In a letter to Senator Al Franken, Uber says it accessed a reporter’s account because “She was 30 minutes late” to a meeting and an executive wanted to know when she’d show up so he could meet her in the lobby.
And flash his iPhone at her. And tell her that he was tracking her, according to a report from The Guardian.
In fact, Uber New York General Manager Josh Mohrer reportedly poked at BuzzFeed reporter Johana Bhuiyan’s personal data twice, on both occasions tracking her movements without her permission.
That’s just one of a rash of eyebrow-raising reports about Uber’s data collection practices and possible misuse of consumers’ data that came to light last month and which prompted Sen. Franken to send the company a letter with 10 pointed questions about the company’s privacy policies.
(Note: Non-US readers might not be familiar with the American use of the term “rider” as used in these letters. Uber, Senator Franken and American media use the term to indicate “passenger”.)
He also asked Uber, which connects passengers with drivers-for-hire using a GPS-based mobile app, to explain how widely it uses its so-called “God View” tool, which allows Uber to track passengers’ locations.
In a 3-page response, Uber’s Managing Counsel of Privacy, Katherine M. Tassi, reiterated what the company’s been saying all along: that it has a “strong culture of protecting rider information” and that the company “prohibits employees from accessing rider information except for legitimate business purposes.”
Franken said in a press release on Monday that while he was glad to get a reply, the letter wasn’t particularly forthcoming with the details he’d asked for.
I am concerned about the surprising lack of detail in their response. Quite frankly, they did not answer many of the questions I posed directly to them. Most importantly, it still remains unclear how Uber defines legitimate business purposes for accessing, retaining, and sharing customer data.

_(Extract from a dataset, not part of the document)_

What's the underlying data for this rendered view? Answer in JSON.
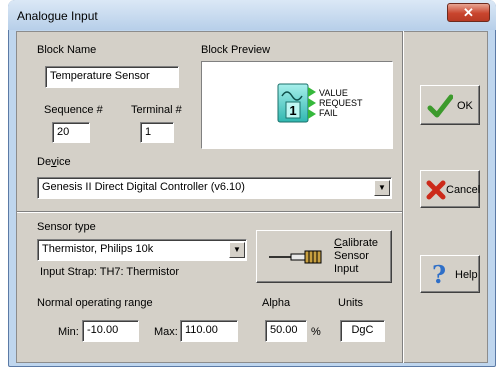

Franken had originally asked what, exactly, would trigger the company to discipline an employee for violating privacy policies and whether any disciplinary actions had been taken on that basis.
In the case of the twice-tracked BuzzFeed reporter, Uber says that Mohrer “believed he had a legitimate purpose for looking at” Bhuiyan’s location as she travelled to his office, but that Uber “regarded his judgment in this instance to be poor” and has “disciplined him accordingly”.
Franken had also asked about Uber SVP of Business Emil Michael having suggested spending $1 million to mine personal data for dirt to discredit a journalist who criticized the company.
Franken had noted in his letter that Michael’s statements sound like they were intended to have a chilling effect on journalists covering Uber and had asked if he’d been disciplined as a result.
Uber mentioned in its letter that if the company had in fact used account details to discredit journalists, it would have been a “gross invasion of privacy” and a “violation of our commitment to our users”, but in fact the executive’s comments were just “ill-considered” given his “frustration with reporters” and “don’t reflect company policies or practices.”
Uber has publicly apologized for the incident, Tassi notes.
With regards to the “God View” function, which allows Uber to see where all of its cars and all of its passengers are at any given time, the letter says that the company’s scaled it back so that only employees in “operations or other areas, like fraud prevention” can use it.
Uber also stated that the company had shown God View to “third parties” in the past because it has a “compelling visual display,” but when showing it to those outside the company, it’s stripped down to “presentation view, which has been available for about a year now and makes rider personal data inaccessible.”
Franken said that he’s “concerned” by the response and will continue “pressing for answers.”
Earlier this month, the senator also sent a letter to Uber competitor Lyft to clarify its own privacy policies.